Fat and starch are also present in the faeces, meaning that they aren’t completely absorbed. Despite the inefficiency of the intestine, the main reason for this is related to interference by the NSP content of the diets. In general, 5 to 10% of dietary fat and starch remain present in the faeces.
These undigested nutrients (made up of amino acids, fats, and starch), often represent between 700 and 1200 kcal/kg of the diet. This is huge amount of energy that can’t be digested
NSPs, phytate and undigested nutrients represent close to 25% of the diet. NSPs and phytates interfere in the absorption of nutrients. If they are soluble, the substrates from one raw material can also interfere with the absorption of nutrients from a different raw material. A typical example is where a high inclusion of wheat leads to an increase in viscosity, which in turn impacts the overall digestibility of the diet, as well as the microbiota.

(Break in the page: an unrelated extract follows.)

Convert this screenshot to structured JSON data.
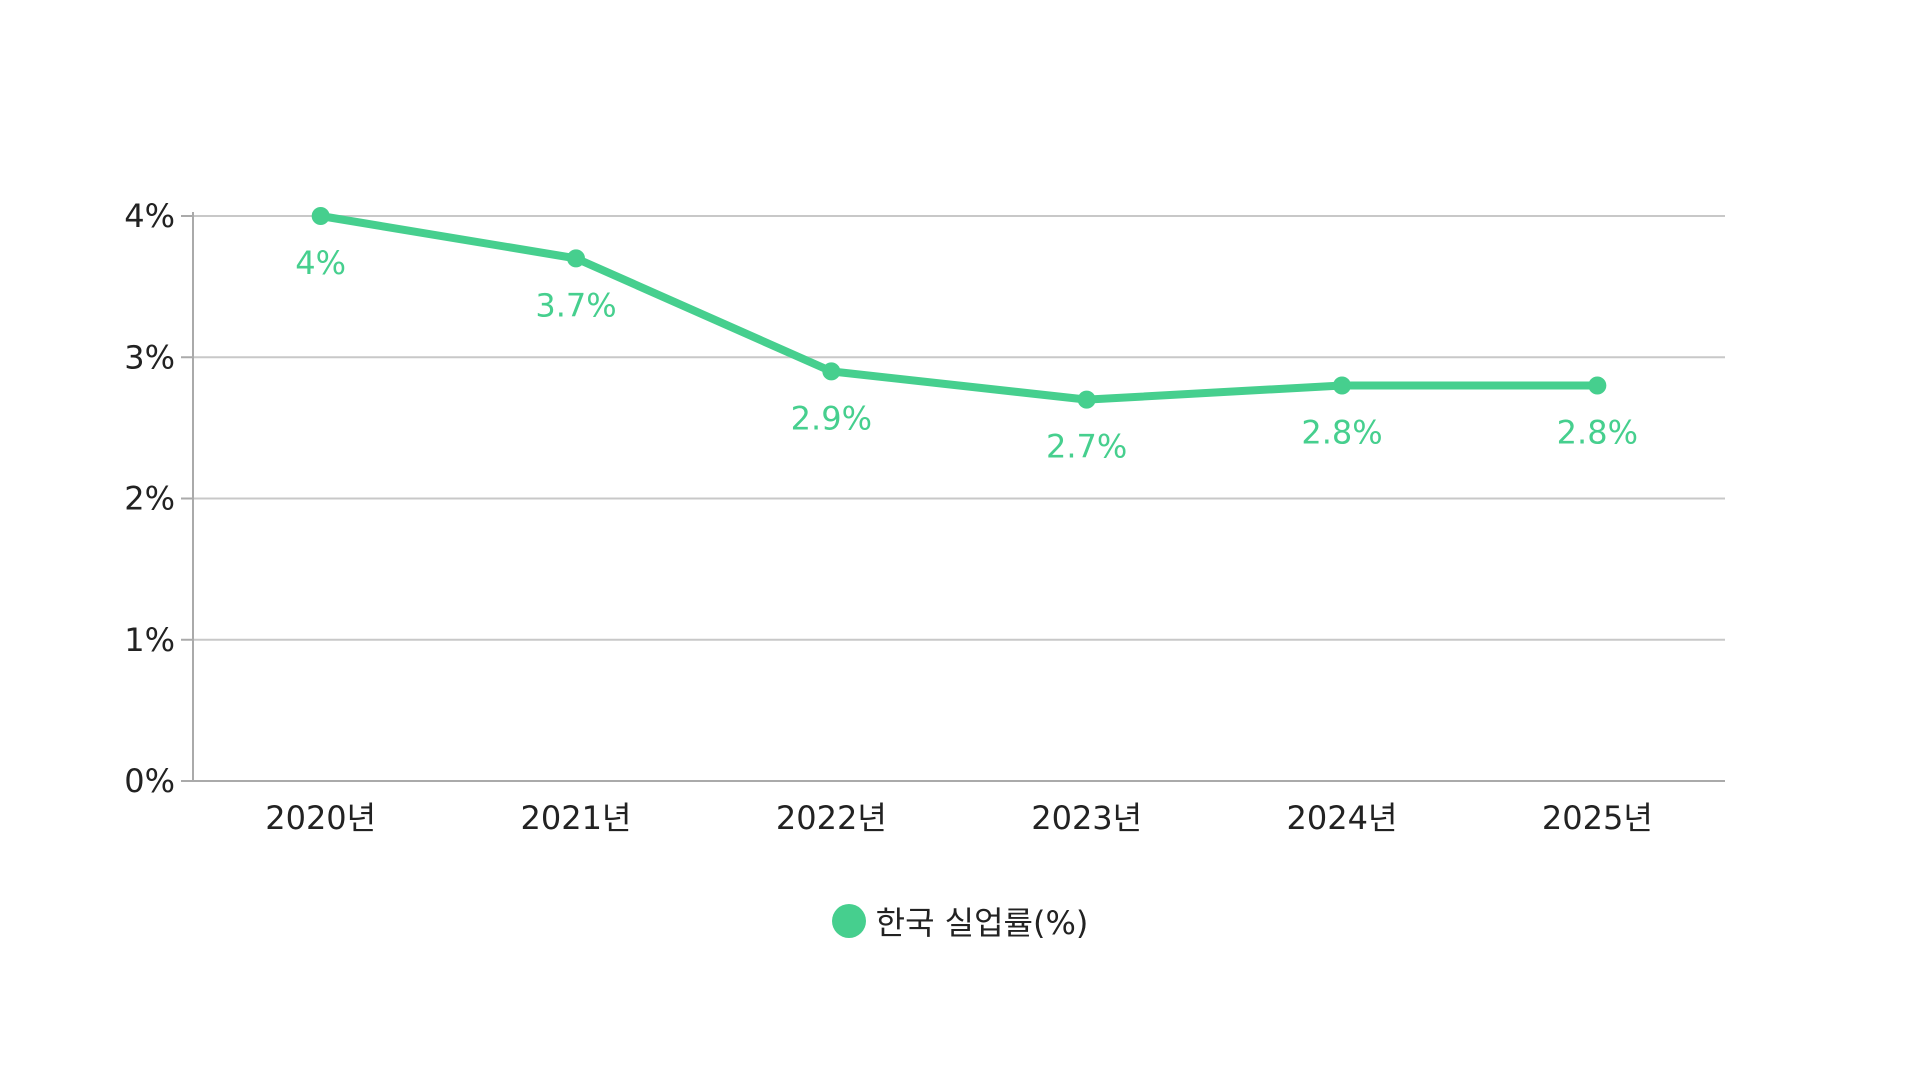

Evaluating diets using both its nutritional value, and its indigestible fraction, is the best way to assess the potential effect of enzymes like phytase and multi carbohydrases. Adding these enzymes to the diet, which act on the phytates and NSPs releasing nutrients for animals; will improve the gut microbiota, decrease intestinal wall inflammation, and improve animal performance.